Contudo, isso não significa que a humanidade vai acabar, pois as mortes de bilhões de pessoas que provavelmente podem ocorrer nesse longo processo vão modificar o meio ambiente e a população que sobreviver vai enfrentar o desafio de reconstruir a civilização. Por isso, Cobb, que na época tinha mais de 90 anos, me disse que ia todos anos à China para uma série de diálogos (entre o pensamento do processo e a tradição filosófica chinesa) e palestras para pensar e propor novos caminhos e valores para a nova civilização que precisamos criar após a grande crise.
Eu não quero discutir aqui as questões científicas sobre se ainda temos tempo ou não para evitarmos esse caos, mas a questão teológica, a “apocalíptica”, do fim do mundo. É claro que a vida no planeta Terra um dia vai acabar, porque um dia esse planeta vai desaparecer. Talvez, por causa de uma guerra nuclear final que não permita os raios solares atingirem o solo. O papel da fé cristã, refletida teologicamente, não é passar o tempo especulando o que não podemos saber e não ajuda as pessoas, especialmente os pobres, a viver melhor (assim como a perda do tempo na discussão medieval sobre se Deus pode criar uma pedra tão pesada que o próprio Deus não poderia segurar).
O que a “revelação” (apocalipse), a visão da fé, nos oferece não é a verdade científica sobre se, quando e como ocorrerá o caos ambiental; mas sim como manter a fé, a coragem, de enfrentar as dificuldades e os problemas que estão ocorrendo e irão ocorrer. Não somente coragem para enfrentar os “nossos” problemas e desafios, mas os problemas e sofrimentos das outras pessoas, daqueles que não são do nosso grupo.

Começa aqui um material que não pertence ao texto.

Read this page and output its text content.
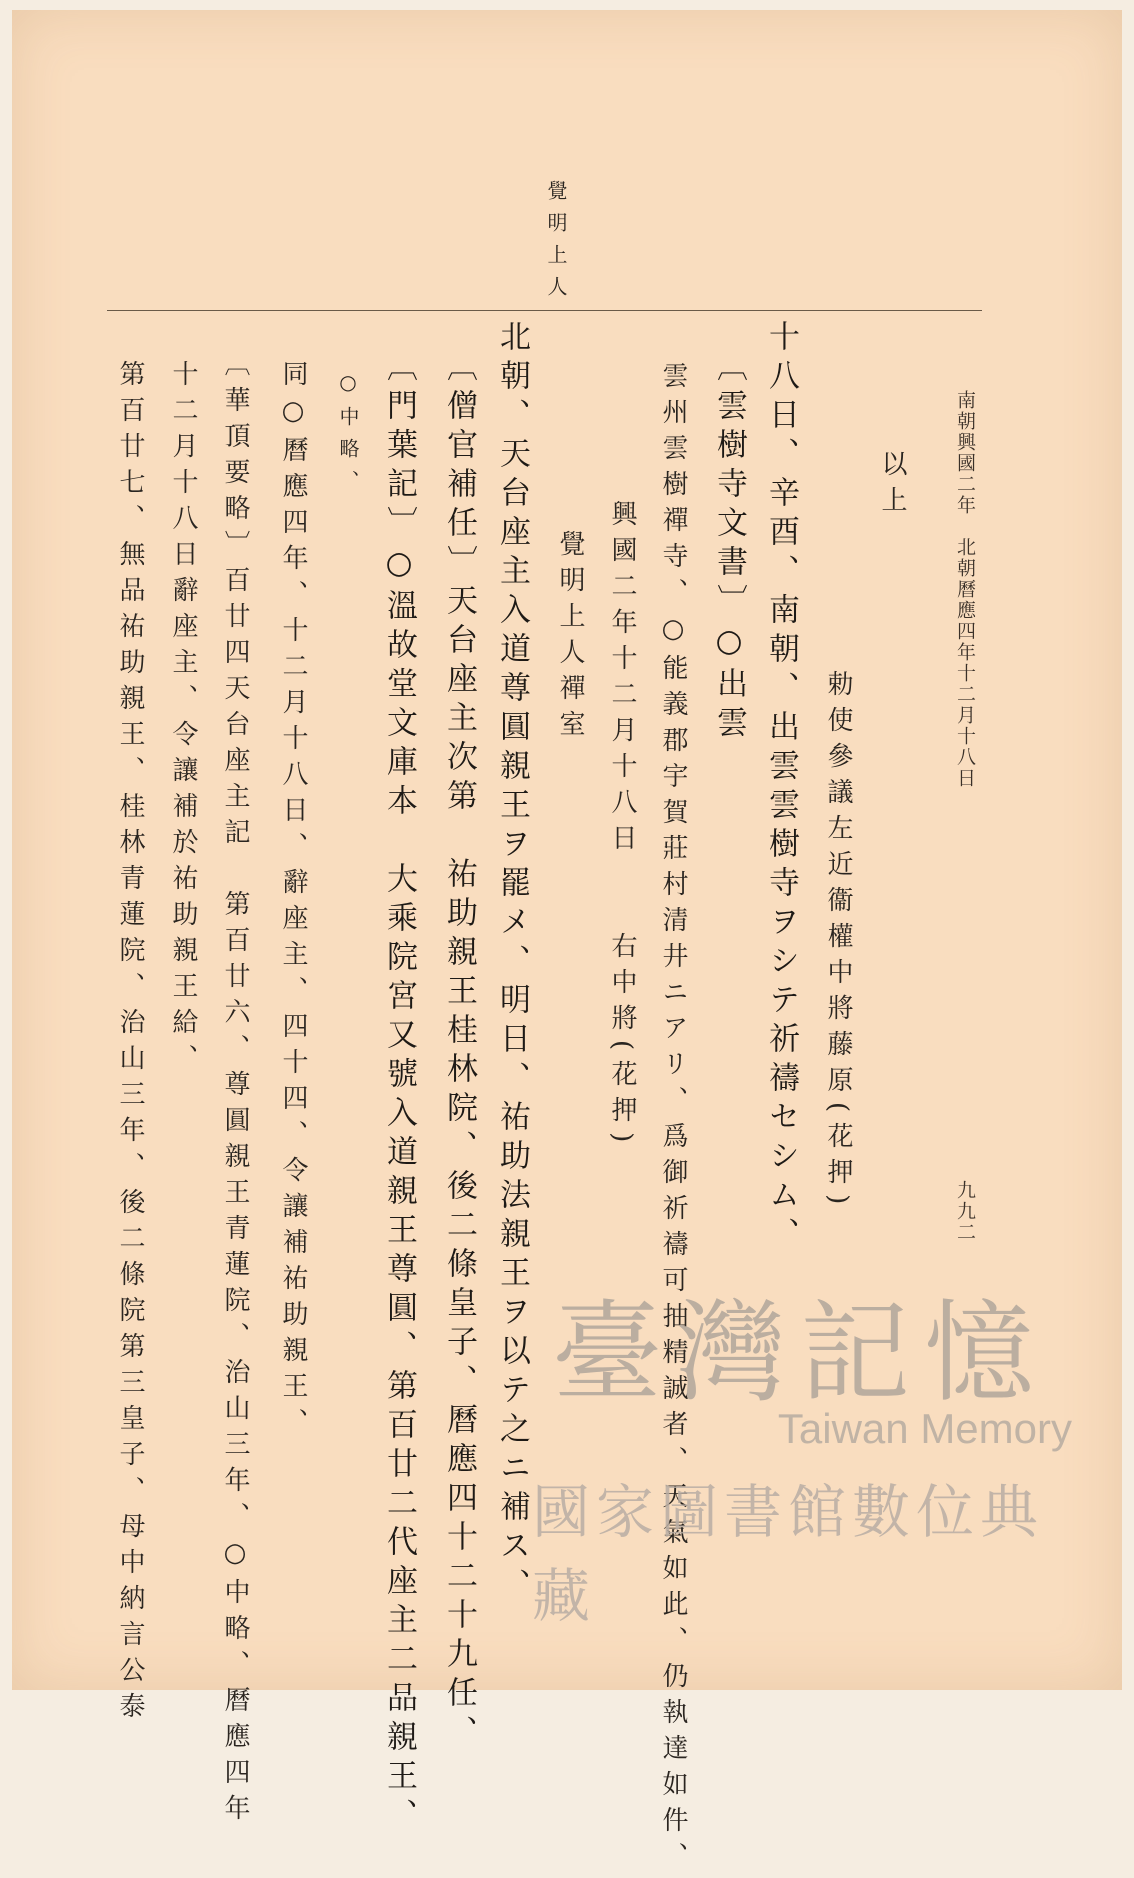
南朝興國二年　北朝曆應四年十二月十八日
九九二
以上
勅使參議左近衞權中將藤原(花押)
覺明上人
十八日、辛酉、南朝、出雲雲樹寺ヲシテ祈禱セシム、
〔雲樹寺文書〕○出雲
雲州雲樹禪寺、○能義郡宇賀莊村清井ニアリ、爲御祈禱可抽精誠者、天氣如此、仍執達如件、
興國二年十二月十八日　　右中將(花押)
覺明上人禪室
北朝、天台座主入道尊圓親王ヲ罷メ、明日、祐助法親王ヲ以テ之ニ補ス、
〔僧官補任〕天台座主次第　祐助親王桂林院、後二條皇子、曆應四十二十九任、
〔門葉記〕○溫故堂文庫本　大乘院宮又號入道親王尊圓、第百廿二代座主二品親王、
○中略、
同○曆應四年、十二月十八日、辭座主、四十四、令讓補祐助親王、
〔華頂要略〕百廿四天台座主記　第百廿六、尊圓親王青蓮院、治山三年、○中略、曆應四年
十二月十八日辭座主、令讓補於祐助親王給、
第百廿七、無品祐助親王、桂林青蓮院、治山三年、後二條院第三皇子、母中納言公泰	臺灣記憶
Taiwan Memory
國家圖書館數位典藏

E o primeiro ponto é reconhecer que o problema é realmente sério. Por que as pessoas não reconhecem isso? Não é somente porque são negacionistas da ciência, mas também porque quase todos nós aprendemos com os pais e com a igreja: “não se preocupe, no fim tudo vai dar certo”. Afinal, Deus está no controle do mundo. Sejam da linha conservadora, sejam da linha progressista, o mesmo fundamento mítico-teológico que confunde “desejo” com previsão. Aquilo que Freud chamou de “ilusão”.
Otimistas (o universo, ou a história, caminha em direção a Deus ou à libertação plena) ou pessimistas (enchentes são punições de Deus) compartilham a mesma “certeza” de que Deus, o universo ou a história tem o controle do futuro e o a “sorte” da vida humana. Essa “certeza” não é nada mais do que a incapacidade intelectual e existencial de lidar com o imprevisível ou com a liberdade humana.
Ao contrário da certeza religiosa ou científica, a fé como coragem de viver com esperança, mesmo em situações de muita desesperança, é o melhor caminho da nossa humanização. O que mais me marcou na conversa com John Cobb não foi a sua argumentação teológica, mas sim a sua fé: a coragem e a força para manter a sua missão e testemunhar ao mundo que a vida derrota a morte.